If the reasons of the State advanced to strip J&K of its autonomy were questionable, the fully compromised human rights of the ordinary people of the former state — the inevitable outcome of the process that was set in motion — appear to evoke little sympathy with the Centre and the UT administration.
If thousands of Kashmiris were locked away overnight in the garb of preventive detention on the eve of August 5, 2019, three years on, unconscionably large numbers continue to languish as undertrials. At 91 per cent, according to the National Crime Records Bureau, J&K has the highest proportion of undertrial prisoners in the country. Articles 21 and 19 of the Constitution, which protect personal liberties and freedoms, appear to have little meaning, especially in the Valley.
Without due process, people can have their liberty taken away in the blink of an eye and a speedy trial is unlikely. These constitute serious human rights violations. Citizens are barred from protesting. The right to peaceful assembly does not exist in the UT. Curfew and Section 144 of CrPC are unrolled by the administration without reference to laid down procedures.
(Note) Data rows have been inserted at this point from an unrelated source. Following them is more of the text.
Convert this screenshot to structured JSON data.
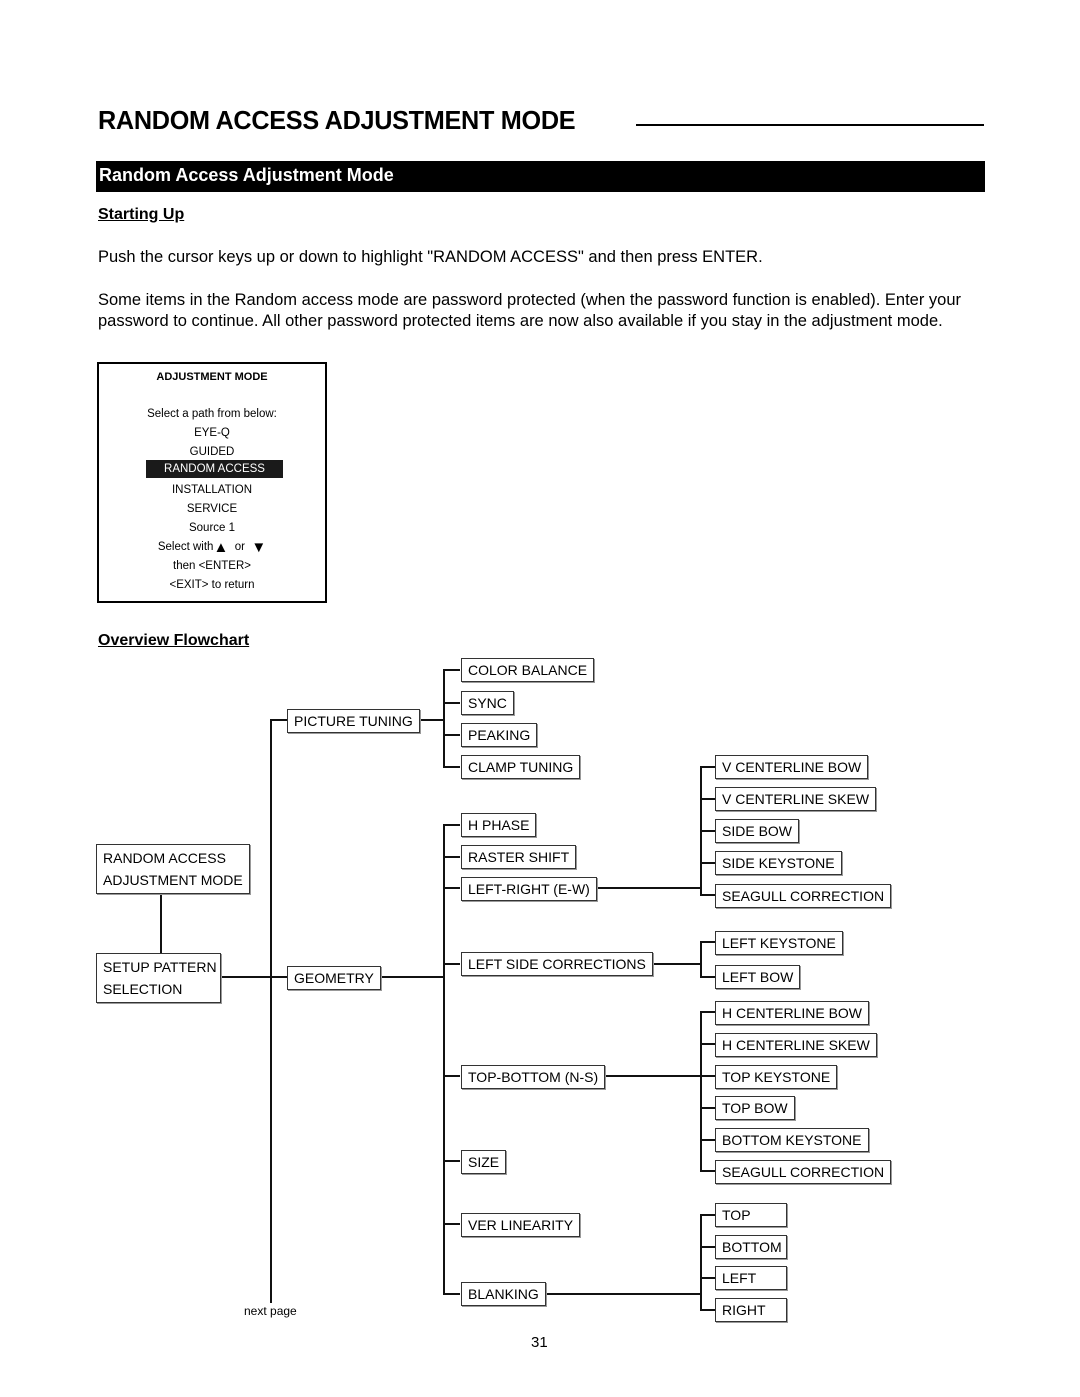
{
  "page": {
    "title": "RANDOM ACCESS ADJUSTMENT MODE",
    "section_header": "Random Access Adjustment Mode",
    "starting_up": {
      "heading": "Starting Up",
      "para1": "Push the cursor keys up or down to highlight \"RANDOM ACCESS\"  and then press ENTER.",
      "para2": "Some items in the Random access mode are password protected (when the password function is enabled). Enter your password to continue. All other password protected items are now also available if you stay in the adjustment mode."
    },
    "page_number": "31"
  },
  "osd_menu": {
    "title": "ADJUSTMENT MODE",
    "prompt": "Select a path from below:",
    "items": [
      "EYE-Q",
      "GUIDED",
      "RANDOM ACCESS",
      "INSTALLATION",
      "SERVICE"
    ],
    "selected": "RANDOM ACCESS",
    "source": "Source 1",
    "select_with": "Select with",
    "or": "or",
    "up_icon": "▲",
    "down_icon": "▼",
    "then_enter": "then <ENTER>",
    "exit": "<EXIT> to return"
  },
  "flowchart": {
    "heading": "Overview Flowchart",
    "root": "RANDOM ACCESS\nADJUSTMENT MODE",
    "root_lines": [
      "RANDOM ACCESS",
      "ADJUSTMENT MODE"
    ],
    "setup": [
      "SETUP PATTERN",
      "SELECTION"
    ],
    "next_page": "next page",
    "picture_tuning": {
      "label": "PICTURE TUNING",
      "children": [
        "COLOR BALANCE",
        "SYNC",
        "PEAKING",
        "CLAMP TUNING"
      ]
    },
    "geometry": {
      "label": "GEOMETRY",
      "children": {
        "h_phase": "H PHASE",
        "raster_shift": "RASTER SHIFT",
        "left_right": {
          "label": "LEFT-RIGHT (E-W)",
          "children": [
            "V CENTERLINE BOW",
            "V CENTERLINE SKEW",
            "SIDE BOW",
            "SIDE KEYSTONE",
            "SEAGULL CORRECTION"
          ]
        },
        "left_side": {
          "label": "LEFT SIDE CORRECTIONS",
          "children": [
            "LEFT KEYSTONE",
            "LEFT BOW"
          ]
        },
        "top_bottom": {
          "label": "TOP-BOTTOM (N-S)",
          "children": [
            "H CENTERLINE BOW",
            "H CENTERLINE SKEW",
            "TOP KEYSTONE",
            "TOP BOW",
            "BOTTOM KEYSTONE",
            "SEAGULL CORRECTION"
          ]
        },
        "size": "SIZE",
        "ver_linearity": "VER LINEARITY",
        "blanking": {
          "label": "BLANKING",
          "children": [
            "TOP",
            "BOTTOM",
            "LEFT",
            "RIGHT"
          ]
        }
      }
    }
  }
}
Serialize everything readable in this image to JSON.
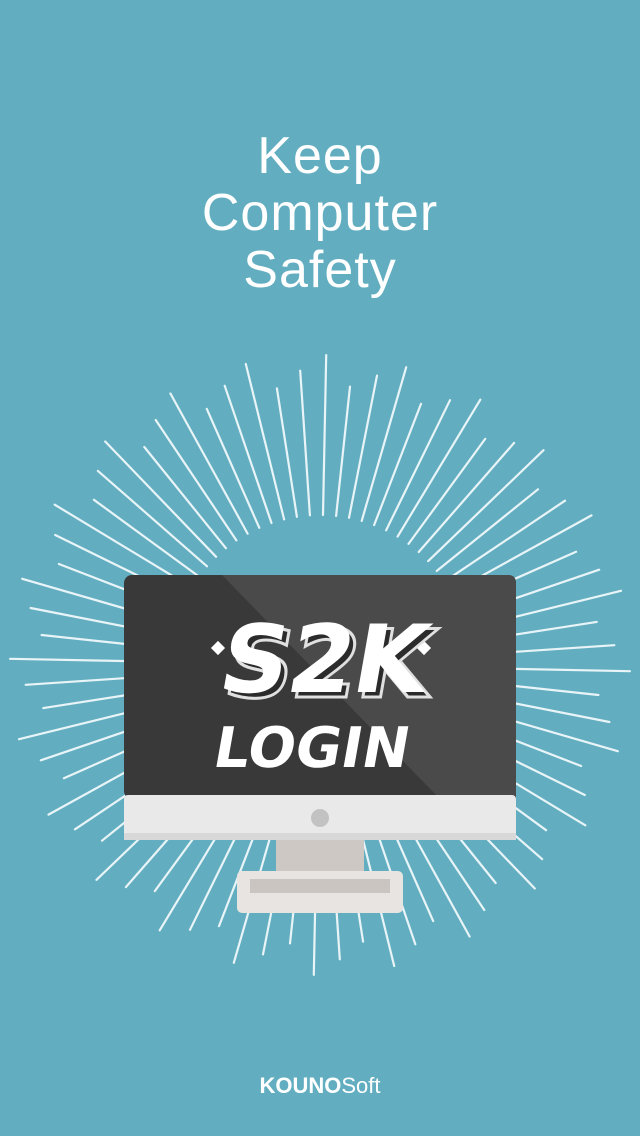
{
  "colors": {
    "background": "#62aec0",
    "screen_dark": "#3a3a3a",
    "bezel": "#e9e9e9",
    "stand": "#cfcac6",
    "text": "#ffffff"
  },
  "tagline": {
    "line1": "Keep",
    "line2": "Computer",
    "line3": "Safety"
  },
  "logo": {
    "line1": "S2K",
    "line2": "LOGIN"
  },
  "footer": {
    "brand_bold": "KOUNO",
    "brand_regular": "Soft"
  }
}
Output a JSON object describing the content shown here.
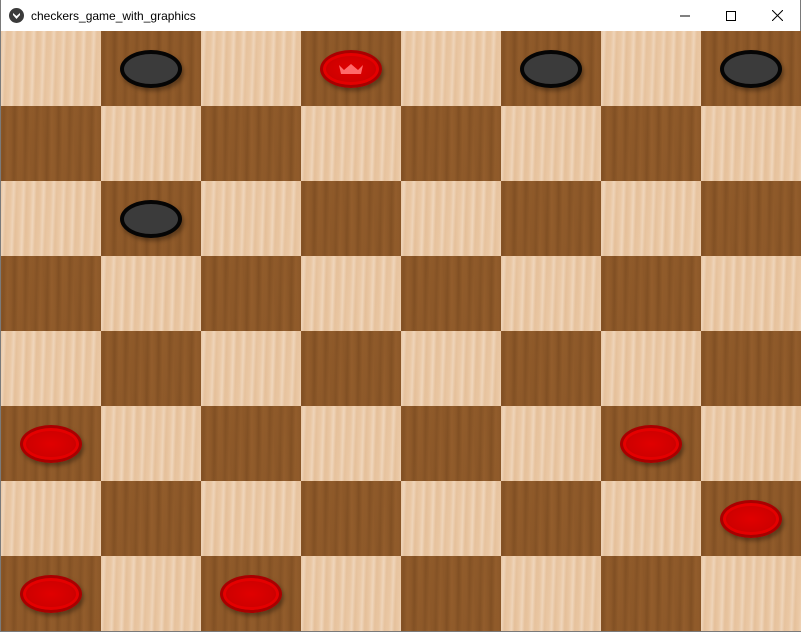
{
  "window": {
    "title": "checkers_game_with_graphics",
    "minimize_label": "minimize",
    "maximize_label": "maximize",
    "close_label": "close"
  },
  "board": {
    "rows": 8,
    "cols": 8,
    "light_color": "#ebc9a6",
    "dark_color": "#8f5a2a",
    "top_left": "light"
  },
  "pieces": [
    {
      "row": 0,
      "col": 1,
      "color": "black",
      "king": false
    },
    {
      "row": 0,
      "col": 3,
      "color": "red",
      "king": true
    },
    {
      "row": 0,
      "col": 5,
      "color": "black",
      "king": false
    },
    {
      "row": 0,
      "col": 7,
      "color": "black",
      "king": false
    },
    {
      "row": 2,
      "col": 1,
      "color": "black",
      "king": false
    },
    {
      "row": 5,
      "col": 0,
      "color": "red",
      "king": false
    },
    {
      "row": 5,
      "col": 6,
      "color": "red",
      "king": false
    },
    {
      "row": 6,
      "col": 7,
      "color": "red",
      "king": false
    },
    {
      "row": 7,
      "col": 0,
      "color": "red",
      "king": false
    },
    {
      "row": 7,
      "col": 2,
      "color": "red",
      "king": false
    }
  ],
  "colors": {
    "black_piece": "#3b3b3b",
    "red_piece": "#d00000",
    "crown": "#ff6a6a"
  },
  "icons": {
    "app": "app-icon",
    "crown": "crown-icon"
  }
}
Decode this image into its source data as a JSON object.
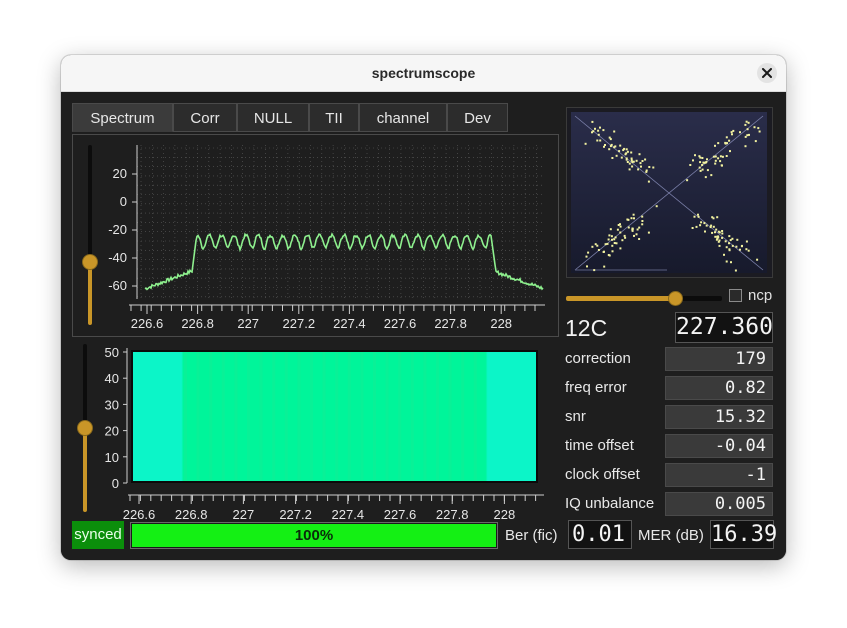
{
  "window": {
    "title": "spectrumscope"
  },
  "tabs": [
    "Spectrum",
    "Corr",
    "NULL",
    "TII",
    "channel",
    "Dev"
  ],
  "active_tab": "Spectrum",
  "spectrum": {
    "y_ticks": [
      "20",
      "0",
      "-20",
      "-40",
      "-60"
    ],
    "x_ticks": [
      "226.6",
      "226.8",
      "227",
      "227.2",
      "227.4",
      "227.6",
      "227.8",
      "228"
    ],
    "line_color": "#8ef08e",
    "slider_level": 0.35
  },
  "waterfall": {
    "y_ticks": [
      "50",
      "40",
      "30",
      "20",
      "10",
      "0"
    ],
    "x_ticks": [
      "226.6",
      "226.8",
      "227",
      "227.2",
      "227.4",
      "227.6",
      "227.8",
      "228"
    ],
    "edge_color": "#0cf5c8",
    "band_color": "#00f59a",
    "slider_level": 0.5
  },
  "constellation": {
    "point_color": "#f2f2a0",
    "slider_level": 0.7
  },
  "ncp": {
    "label": "ncp",
    "checked": false
  },
  "channel": {
    "name": "12C",
    "frequency": "227.360"
  },
  "stats": [
    {
      "label": "correction",
      "value": "179"
    },
    {
      "label": "freq error",
      "value": "0.82"
    },
    {
      "label": "snr",
      "value": "15.32"
    },
    {
      "label": "time offset",
      "value": "-0.04"
    },
    {
      "label": "clock offset",
      "value": "-1"
    },
    {
      "label": "IQ unbalance",
      "value": "0.005"
    }
  ],
  "status": {
    "synced_label": "synced",
    "progress_text": "100%",
    "progress": 1.0,
    "ber_label": "Ber (fic)",
    "ber_value": "0.01",
    "mer_label": "MER (dB)",
    "mer_value": "16.39"
  }
}
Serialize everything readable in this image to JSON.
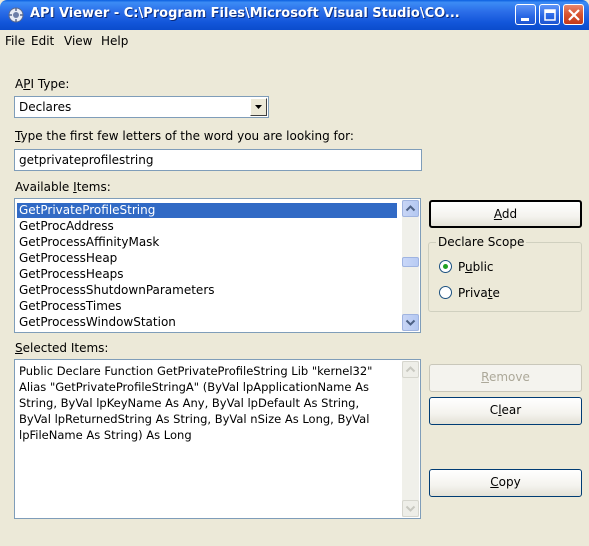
{
  "window": {
    "title": "API Viewer - C:\\Program Files\\Microsoft Visual Studio\\CO..."
  },
  "menu": {
    "file": "File",
    "edit": "Edit",
    "view": "View",
    "help": "Help"
  },
  "api_type": {
    "label_pre": "A",
    "label_u": "P",
    "label_post": "I Type:",
    "value": "Declares"
  },
  "search": {
    "label_u": "T",
    "label_post": "ype the first few letters of the word you are looking for:",
    "value": "getprivateprofilestring"
  },
  "available": {
    "label_pre": "Available ",
    "label_u": "I",
    "label_post": "tems:",
    "items": [
      "GetPrivateProfileString",
      "GetProcAddress",
      "GetProcessAffinityMask",
      "GetProcessHeap",
      "GetProcessHeaps",
      "GetProcessShutdownParameters",
      "GetProcessTimes",
      "GetProcessWindowStation"
    ],
    "selected_index": 0
  },
  "selected": {
    "label_u": "S",
    "label_post": "elected Items:",
    "text": "Public Declare Function GetPrivateProfileString Lib \"kernel32\"\nAlias \"GetPrivateProfileStringA\" (ByVal lpApplicationName As\nString, ByVal lpKeyName As Any, ByVal lpDefault As String,\nByVal lpReturnedString As String, ByVal nSize As Long, ByVal\nlpFileName As String) As Long"
  },
  "buttons": {
    "add_u": "A",
    "add_post": "dd",
    "remove_u": "R",
    "remove_post": "emove",
    "clear_pre": "C",
    "clear_u": "l",
    "clear_post": "ear",
    "copy_u": "C",
    "copy_post": "opy"
  },
  "scope": {
    "legend": "Declare Scope",
    "public_pre": "P",
    "public_u": "u",
    "public_post": "blic",
    "private_pre": "Priva",
    "private_u": "t",
    "private_post": "e",
    "selected": "public"
  },
  "colors": {
    "selection": "#316AC5",
    "radio_dot": "#21A121",
    "titlebar": "#1256DA"
  },
  "icons": {
    "app": "api-viewer-icon",
    "minimize": "minimize-icon",
    "maximize": "maximize-icon",
    "close": "close-icon",
    "dropdown": "chevron-down-icon"
  }
}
The media is muzzled, and journalists are intimidated and arrested under the Unlawful Activities (Prevention) Act or sedition and held for long. Citizens have no forum to express their views. Official statements fill newspapers on demand and not news or views that are fit to print. Citing security considerations, Internet disruptions are routine, particularly harming business and economic life and the education sector.
J&K, first as a state and then as UT, has been denied an elected Assembly for four years. This would not have been tolerated in any state. According to Supreme Court judgments, democracy is a “basic feature” of the Constitution and elections must be conducted at regular, prescribed intervals. Fresh Assembly elections brook no delay as a starting point in J&K.